Il volume ci pone dinanzi a questo dilemma: amare l’abbacinante disordine della vita o rifuggire da esso? Andare avanti percorrendo impavidamente il cammino della propria esistenza con il rischio di soccombere o vivere le proprie sconfitte trovando in esse un riparo, un rifugio? Irene, la protagonista di questo lungo racconto, è una creatura infelice ed inquieta, che ha alle spalle un’infanzia malvissuta e tanti vuoti affettivi. Vive come sospesa fra la propria identità, di cui peraltro è in affannosa ricerca, e quella di Anna, una sorella mai conosciuta, perché morta prima della sua nascita, ma che da sempre è per lei una presenza incombente.
Le vie di fuga di Irene sono altrettanti modi per non esserci, per fuggire da una realtà che non le piace e che la porta a divenire di volta in volta un’anoressica, una fedifraga o una vittima di facili illusioni sessuali. Sono vie che non conducono da nessuna parte e che, dopo un primo momento di stordente felicità, accentuano il senso di solitudine che è in lei.

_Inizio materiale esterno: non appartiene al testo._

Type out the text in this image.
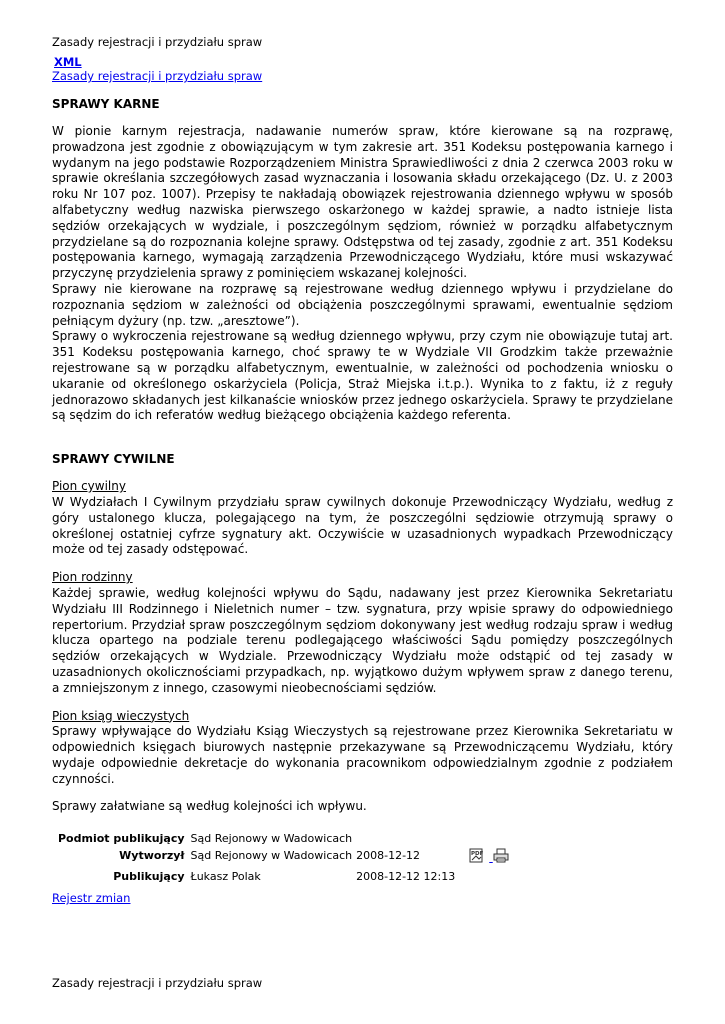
Zasady rejestracji i przydziału spraw
XML
Zasady rejestracji i przydziału spraw
SPRAWY KARNE

W pionie karnym rejestracja, nadawanie numerów spraw, które kierowane są na rozprawę, prowadzona jest zgodnie z obowiązującym w tym zakresie art. 351 Kodeksu postępowania karnego i wydanym na jego podstawie Rozporządzeniem Ministra Sprawiedliwości z dnia 2 czerwca 2003 roku w sprawie określania szczegółowych zasad wyznaczania i losowania składu orzekającego (Dz. U. z 2003 roku Nr 107 poz. 1007). Przepisy te nakładają obowiązek rejestrowania dziennego wpływu w sposób alfabetyczny według nazwiska pierwszego oskarżonego w każdej sprawie, a nadto istnieje lista sędziów orzekających w wydziale, i poszczególnym sędziom, również w porządku alfabetycznym przydzielane są do rozpoznania kolejne sprawy. Odstępstwa od tej zasady, zgodnie z art. 351 Kodeksu postępowania karnego, wymagają zarządzenia Przewodniczącego Wydziału, które musi wskazywać przyczynę przydzielenia sprawy z pominięciem wskazanej kolejności.

Sprawy nie kierowane na rozprawę są rejestrowane według dziennego wpływu i przydzielane do rozpoznania sędziom w zależności od obciążenia poszczególnymi sprawami, ewentualnie sędziom pełniącym dyżury (np. tzw. „aresztowe”).

Sprawy o wykroczenia rejestrowane są według dziennego wpływu, przy czym nie obowiązuje tutaj art. 351 Kodeksu postępowania karnego, choć sprawy te w Wydziale VII Grodzkim także przeważnie rejestrowane są w porządku alfabetycznym, ewentualnie, w zależności od pochodzenia wniosku o ukaranie od określonego oskarżyciela (Policja, Straż Miejska i.t.p.). Wynika to z faktu, iż z reguły jednorazowo składanych jest kilkanaście wniosków przez jednego oskarżyciela. Sprawy te przydzielane są sędzim do ich referatów według bieżącego obciążenia każdego referenta.

SPRAWY CYWILNE
Pion cywilny

W Wydziałach I Cywilnym przydziału spraw cywilnych dokonuje Przewodniczący Wydziału, według z góry ustalonego klucza, polegającego na tym, że poszczególni sędziowie otrzymują sprawy o określonej ostatniej cyfrze sygnatury akt. Oczywiście w uzasadnionych wypadkach Przewodniczący może od tej zasady odstępować.

Pion rodzinny

Każdej sprawie, według kolejności wpływu do Sądu, nadawany jest przez Kierownika Sekretariatu Wydziału III Rodzinnego i Nieletnich numer – tzw. sygnatura, przy wpisie sprawy do odpowiedniego repertorium. Przydział spraw poszczególnym sędziom dokonywany jest według rodzaju spraw i według klucza opartego na podziale terenu podlegającego właściwości Sądu pomiędzy poszczególnych sędziów orzekających w Wydziale. Przewodniczący Wydziału może odstąpić od tej zasady w uzasadnionych okolicznościami przypadkach, np. wyjątkowo dużym wpływem spraw z danego terenu, a zmniejszonym z innego, czasowymi nieobecnościami sędziów.

Pion ksiąg wieczystych

Sprawy wpływające do Wydziału Ksiąg Wieczystych są rejestrowane przez Kierownika Sekretariatu w odpowiednich księgach biurowych następnie przekazywane są Przewodniczącemu Wydziału, który wydaje odpowiednie dekretacje do wykonania pracownikom odpowiedzialnym zgodnie z podziałem czynności.

Sprawy załatwiane są według kolejności ich wpływu.

Podmiot publikujący	Sąd Rejonowy w Wadowicach		
Wytworzył	Sąd Rejonowy w Wadowicach	2008-12-12	PDF

Publikujący	Łukasz Polak	2008-12-12 12:13	
Rejestr zmian
Zasady rejestracji i przydziału spraw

Irene è una non eroina, da cui tutti noi, leggendo Vie di fuga, prenderemmo le distanze perché ci riporta alla mente tutte le volte in cui abbiamo mancato di far valere quello che siamo. È una non eroina, che incarna perfettamente la malinconia e la fragilità dell’essere umano ed è una donna che fugge dalla sua stessa immagine, perché sa che fermarsi comporterebbe un affacciarsi sul baratro della propria esistenza.
In fondo, proprio questa è la lezione del libro: la vita bisognerebbe attraversarla senza cercare lo stordimento in facili vie di fuga, ma convivendo giorno dopo giorno con la consapevolezza dell’enigmaticità del proprio io.